- Coinbase received in-principle approval from MAS for digital payment token services
- Coinbase expansion plans include countries within the Asia-Pacific region
- Singapore’s strict regulations only handed out 17 in-principle approvals out of the 180 applied
Of late, regulators have been stepping up vigilance after high-profile blowups of crypto firms like Celsius and Three Arrows Capital. However, this did not deter cryptocurrency exchange Coinbase from receiving a digital-assets license in Singapore.
Coinbase, the largest crypto exchange in the United States, said that it has received approval from Singapore’s central bank to offer payment services in the city-state on Tuesday (11 October).
The in-principle approval, which the Monetary Authority of Singapore started giving out to crypto firms in 2021, means individuals and institutions can use digital payment token services and that the firms are regulated by the central bank under its Payment Services Act.
About 15 firms have received such permits since Singapore launched the licensing regime in 2019, including rival Crypto.com.
Expansion beyond United States
Hassan Ahmed, Coinbase’s regional director for Southeast Asia mentioned that Singapore will be a “beachhead” for Coinbase’s planned expansion in the Asia-Pacific region.
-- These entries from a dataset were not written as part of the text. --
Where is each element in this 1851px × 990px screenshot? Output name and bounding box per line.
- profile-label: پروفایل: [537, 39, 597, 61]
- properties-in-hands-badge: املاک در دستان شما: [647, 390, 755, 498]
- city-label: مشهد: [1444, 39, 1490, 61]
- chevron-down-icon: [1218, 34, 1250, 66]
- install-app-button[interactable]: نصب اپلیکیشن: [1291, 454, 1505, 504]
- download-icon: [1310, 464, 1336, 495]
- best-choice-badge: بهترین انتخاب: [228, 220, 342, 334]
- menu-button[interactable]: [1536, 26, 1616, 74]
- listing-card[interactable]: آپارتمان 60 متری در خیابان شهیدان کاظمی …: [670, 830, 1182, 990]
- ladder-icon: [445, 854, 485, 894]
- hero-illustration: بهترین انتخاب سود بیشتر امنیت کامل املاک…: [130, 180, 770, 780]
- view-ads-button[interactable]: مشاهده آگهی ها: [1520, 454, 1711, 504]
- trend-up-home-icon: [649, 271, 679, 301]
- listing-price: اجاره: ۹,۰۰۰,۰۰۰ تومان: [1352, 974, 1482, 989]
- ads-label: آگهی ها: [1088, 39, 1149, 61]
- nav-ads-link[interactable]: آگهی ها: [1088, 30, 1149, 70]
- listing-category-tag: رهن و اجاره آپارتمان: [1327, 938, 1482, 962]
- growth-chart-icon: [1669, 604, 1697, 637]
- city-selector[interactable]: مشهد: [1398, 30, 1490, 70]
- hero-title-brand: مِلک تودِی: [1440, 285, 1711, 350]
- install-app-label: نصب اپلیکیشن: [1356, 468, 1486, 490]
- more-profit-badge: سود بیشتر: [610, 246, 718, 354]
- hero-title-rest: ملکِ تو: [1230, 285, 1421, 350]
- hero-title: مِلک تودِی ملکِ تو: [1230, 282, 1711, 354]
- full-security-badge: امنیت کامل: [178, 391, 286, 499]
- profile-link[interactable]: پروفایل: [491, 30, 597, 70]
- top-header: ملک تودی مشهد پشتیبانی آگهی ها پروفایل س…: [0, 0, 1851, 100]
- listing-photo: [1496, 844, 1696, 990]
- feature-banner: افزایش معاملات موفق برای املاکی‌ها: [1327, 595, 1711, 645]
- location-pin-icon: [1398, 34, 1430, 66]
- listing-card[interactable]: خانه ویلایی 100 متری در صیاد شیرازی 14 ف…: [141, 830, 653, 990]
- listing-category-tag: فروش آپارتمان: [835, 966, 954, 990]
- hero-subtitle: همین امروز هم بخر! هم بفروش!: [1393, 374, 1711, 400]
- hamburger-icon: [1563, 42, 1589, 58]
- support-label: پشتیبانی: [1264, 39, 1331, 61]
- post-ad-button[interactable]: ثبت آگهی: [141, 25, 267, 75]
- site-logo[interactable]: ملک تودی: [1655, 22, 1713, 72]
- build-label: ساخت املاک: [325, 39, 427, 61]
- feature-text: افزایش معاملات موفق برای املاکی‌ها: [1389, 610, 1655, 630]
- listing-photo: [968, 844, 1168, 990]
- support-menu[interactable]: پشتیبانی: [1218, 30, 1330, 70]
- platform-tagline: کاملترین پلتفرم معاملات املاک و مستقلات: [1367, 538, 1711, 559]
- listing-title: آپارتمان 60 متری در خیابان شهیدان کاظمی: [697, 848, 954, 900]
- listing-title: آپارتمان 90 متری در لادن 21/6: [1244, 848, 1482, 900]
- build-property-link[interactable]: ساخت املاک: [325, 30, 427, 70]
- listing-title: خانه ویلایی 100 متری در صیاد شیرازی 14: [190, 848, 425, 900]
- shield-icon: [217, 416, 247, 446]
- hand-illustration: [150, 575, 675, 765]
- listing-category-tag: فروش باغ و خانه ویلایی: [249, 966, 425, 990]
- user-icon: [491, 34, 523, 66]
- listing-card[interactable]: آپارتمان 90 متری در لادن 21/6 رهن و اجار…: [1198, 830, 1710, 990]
Countries like Indonesia and Vietnam are also very attractive for the firm’s expansion. Coinbase this month unveiled a revamp of its operations in Australia in an effort to bolster growth overseas.
“We see Singapore as a strategic market and a global hub for Web3 innovation,” Ahmed said in an interview. He also pointed to Australia and Japan as “very key markets within the broader APAC sort of region that we’re going to continue to double down on.”
Coinbase has also been building up its presence in Singapore and currently has nearly 100 employees in the little red dot. Product engineers form the largest bulk of hires in this city-state. The firm has been selective about hiring in recent months but is “starting to get a little bit of appetite back,” Ahmed said.
Coinbase CEO Brian Armstrong has been prioritising international growth after cutting almost a fifth of the company’s workforce. This came after news reporting missed estimates for second-quarter revenue and trading volume. Its shares are down 73% year to date, underperforming the MVIS Crypto Compare Digital Assets 100 Index’s 60% decline.
Strict regulations in Singapore
About 180 crypto companies applied for a crypto payments license to the Monetary Authority of Singapore in 2020 under a new regime.
Singapore has only handed out a mere 17 in-principle approvals and licenses thus far due to an elaborate due diligence process. Coinbase, Crypto.com and DBS Vickers are among those that have received licenses.
Singapore’s welcoming approach has helped the financial hub attract digital asset services-related firms from China, India and elsewhere in the last few years, making it a major centre in Asia.
Singapore has been emerging as a key crypto hub in Asia, with a regulatory regime that’s seen as more comprehensive than that of rival financial centre Hong Kong. But the pace of issuing licenses has been slow, with a string of industry upheavals causing the MAS to take a cautious approach to welcome new players.
Three Arrows Capital, a Singapore-based crypto hedge fund is in the process of being liquidated after aggressive bets on digital assets that blew up as token prices decimated. The hedge fund had taken a hit from the collapse of cryptocurrencies $LUNC and $USTC.
Hodlnaut, a crypto lender which holds a license in Singapore, was granted protection from creditors by the local High Court in August after the market rout prompted it to halt withdrawals. At around the same time, MAS said that it is considering restricting retail investors’ use of leverage and credit facilities to trade digital assets.
[Editor’s Note: This article does not represent financial advice. Please do your own research before investing.]